This is the text of a sermon for St. Bartholomew’s day, in the parish where I am now licensed. The gospel reading it references is John 1:45-51.
This week, while I’ve been preparing to preach on St. Bartholomew, I’ve ended up thinking about the Holy Grail. I don’t mean the romantic cup of legend, but the most elusive Holy Grail of modern life; work-life balance. I certainly haven’t attained it; despite my best efforts to do a little of everything well, I somehow often end up feeling as if the bits of my life are disconnected fragments held in tension, rather than part of a balanced, unified whole. And as I look out at all of you, I know I’m far from alone.
I want to explore the nature of the quest for work-life balance a little bit, because I think it relates to the defining trait of St. Bartholomew quite closely.
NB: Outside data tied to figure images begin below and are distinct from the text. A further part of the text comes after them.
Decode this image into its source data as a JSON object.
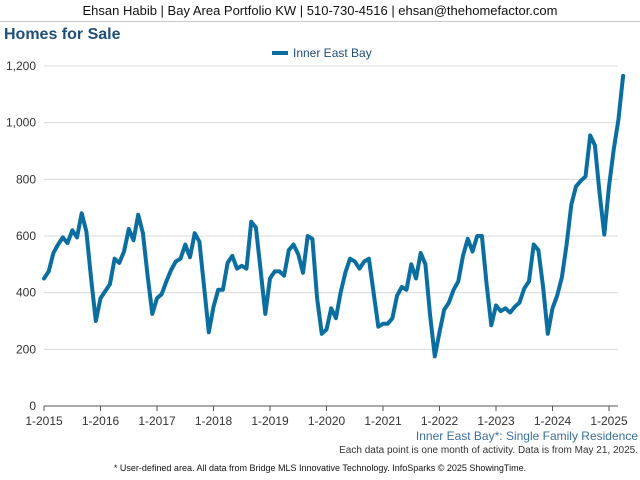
{
  "header": {
    "contact": "Ehsan Habib | Bay Area Portfolio KW | 510-730-4516 | ehsan@thehomefactor.com"
  },
  "colors": {
    "series": "#0a6fa0",
    "title": "#1f4e79",
    "subtitle": "#3a6f9e"
  },
  "chart_data": {
    "type": "line",
    "title": "Homes for Sale",
    "subtitle": "Inner East Bay*: Single Family Residence",
    "note": "Each data point is one month of activity. Data is from May 21, 2025.",
    "footer": "* User-defined area. All data from Bridge MLS Innovative Technology. InfoSparks © 2025 ShowingTime.",
    "legend": "top-center",
    "grid": true,
    "x_start": "2015-01",
    "x_tick_labels": [
      "1-2015",
      "1-2016",
      "1-2017",
      "1-2018",
      "1-2019",
      "1-2020",
      "1-2021",
      "1-2022",
      "1-2023",
      "1-2024",
      "1-2025"
    ],
    "y_ticks": [
      "0",
      "200",
      "400",
      "600",
      "800",
      "1,000",
      "1,200"
    ],
    "ylim": [
      0,
      1200
    ],
    "series": [
      {
        "name": "Inner East Bay",
        "values": [
          450,
          475,
          540,
          570,
          595,
          575,
          620,
          595,
          680,
          615,
          450,
          300,
          380,
          405,
          430,
          520,
          505,
          545,
          625,
          585,
          675,
          610,
          460,
          325,
          380,
          395,
          440,
          480,
          510,
          520,
          570,
          525,
          610,
          580,
          420,
          260,
          350,
          410,
          410,
          505,
          530,
          485,
          495,
          485,
          650,
          630,
          480,
          325,
          450,
          475,
          475,
          460,
          550,
          570,
          535,
          470,
          600,
          590,
          380,
          255,
          270,
          345,
          310,
          400,
          470,
          520,
          510,
          485,
          510,
          520,
          400,
          280,
          290,
          290,
          310,
          390,
          420,
          410,
          500,
          450,
          540,
          500,
          320,
          175,
          260,
          340,
          365,
          410,
          440,
          530,
          590,
          545,
          600,
          600,
          430,
          285,
          355,
          335,
          345,
          330,
          350,
          365,
          415,
          440,
          570,
          550,
          420,
          255,
          345,
          390,
          455,
          570,
          710,
          775,
          795,
          810,
          955,
          920,
          750,
          605,
          775,
          905,
          1010,
          1165
        ]
      }
    ]
  }
}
In today’s gospel reading, Jesus said of Nathanael (the other name for Batholomew), “Here truly is an Israelite in whom there is no deceit.” With Bartholomew, what you see is what you get.
Even the most ancient Christian writers recognized this quality as a profound virtue in the Christian life, and a lot has been written about it as “simplicity.” In recent times it has gone somewhat out of fashion, but in some Christian traditions – the Quakers would be an example – simplicity has been a defining concern.
So what is “simplicity”? In classical terms, a virtue is seen as the balance point between two corresponding vices. Simplicity might be seen as the balance point between excessive ascetism and profligacy. It cuts a straight path between these extremes because it is governed by a profound authenticity and sense of purpose. What you see is what you get. Certainly Bartholomew didn’t beat about the bush in the conversation we heard today!
Let me be clear: this is not the same as simple-mindedness or being simplistic. Simplicity is an inward reality which can be seen outwardly. It’s not a system or a set of rules. If we were talking in terms of art, it would not be an exercise in painting by number, but more of a moral aesthetics; a fresh freedom to discover what it means to live as Christ’s disciples together.
Ultimately, this freedom comes from the profound trust of a deep relationship with God; it has roots sunk deep in prayer. And from that deep relationship with God comes a healthy sense of our own selves, not needing others around us to reinforce who we are, but knowing that who we are comes from the open hands of a gracious and generous God. Bonhoeffer put it this way: “To be simple is to fix one’s eye solely on the simple truth of God at a time when all concepts are being confused, distorted, and turned upside down.”
I really can’t stress the importance of relationship with God enough; simplicity – or any virtue – is just another anxiety and burden until people have experienced God’s gracious power to provide for their deepest needs. Only then are we free to live in trust.
This place of trust, of deeply knowing God as the everlasting arms which hold us up, then allows a simplicity and authenticity of life to flow out into various aspects of our lives. It is seen in clarity of thought; in direct, honest speech; in acceptance of what is really going in, in all its difficulties; in a focus on a life of purpose. Simplicity is not concerned with the pangs of consumerism. This is why many books on spirituality explain the value of decluttering as a serious spiritual exercise. Or of eating simple meals and even growing your own food. Simplicity is more interested in doing stuff than having stuff. In that way, simplicity is related to that other out-of-fashion virtue, modesty; by which I don’t mean obsessing about necklines and hemlines but investing more in doing good, than looking good.
And these aspects of simplicity and integrity are what brought me to thinking about work-life balance. The spirituality of simplicity has – as one English bishop put it – a “theology of enough.” Simplicity is an invitation to get off the treadmill-lists of “things to do,” and take time for silence, for reflection, for beauty, for knowing ourselves more deeply and learning to live together in unity.
Because virtues are not just for individuals; they are also about the quality of our life together. I’m aware, as I stand here in these vestments, against the backdrop of this sanctuary wall, of a certain irony in preaching on simplicity. It might sound as if I want to strip it all back to plain albs and white walls and all of that. But these things are an authentic expression of who we are in this parish. In that sense, I don’t think that they indicate a lack of simplicity in the sense that I’ve been talking about it. Simplicity isn’t devoid of beauty or celebration, but allows those things to find their proper place in our lives.
Still, it is a good thing for us to hear a reminder that in our contemporary culture, models of a healthy simplicity are desperately needed. Our neighbours are crying out for leaders and exemplars who model authenticity, clarity, and purpose. If our community can be one in which we show the value of a deep spirit of prayer, and a life of obedience to the purposes of God, we can be a real place of refreshment in a world that sees little enough of those things.
Think of what Paul wrote to Titus; “Show yourself in all respects a model of good works, and in your teaching show integrity, gravity, and sound speech that cannot be censured.” If we can do that – if we can be a church where the integrity and reverence of our lives is the example we set before the world; if we can be a community where what you see is what you get – we will have taken to heart the example of St. Bartholomew, the Israelite in whom there was no deceit, in a truly healthy and life-giving way.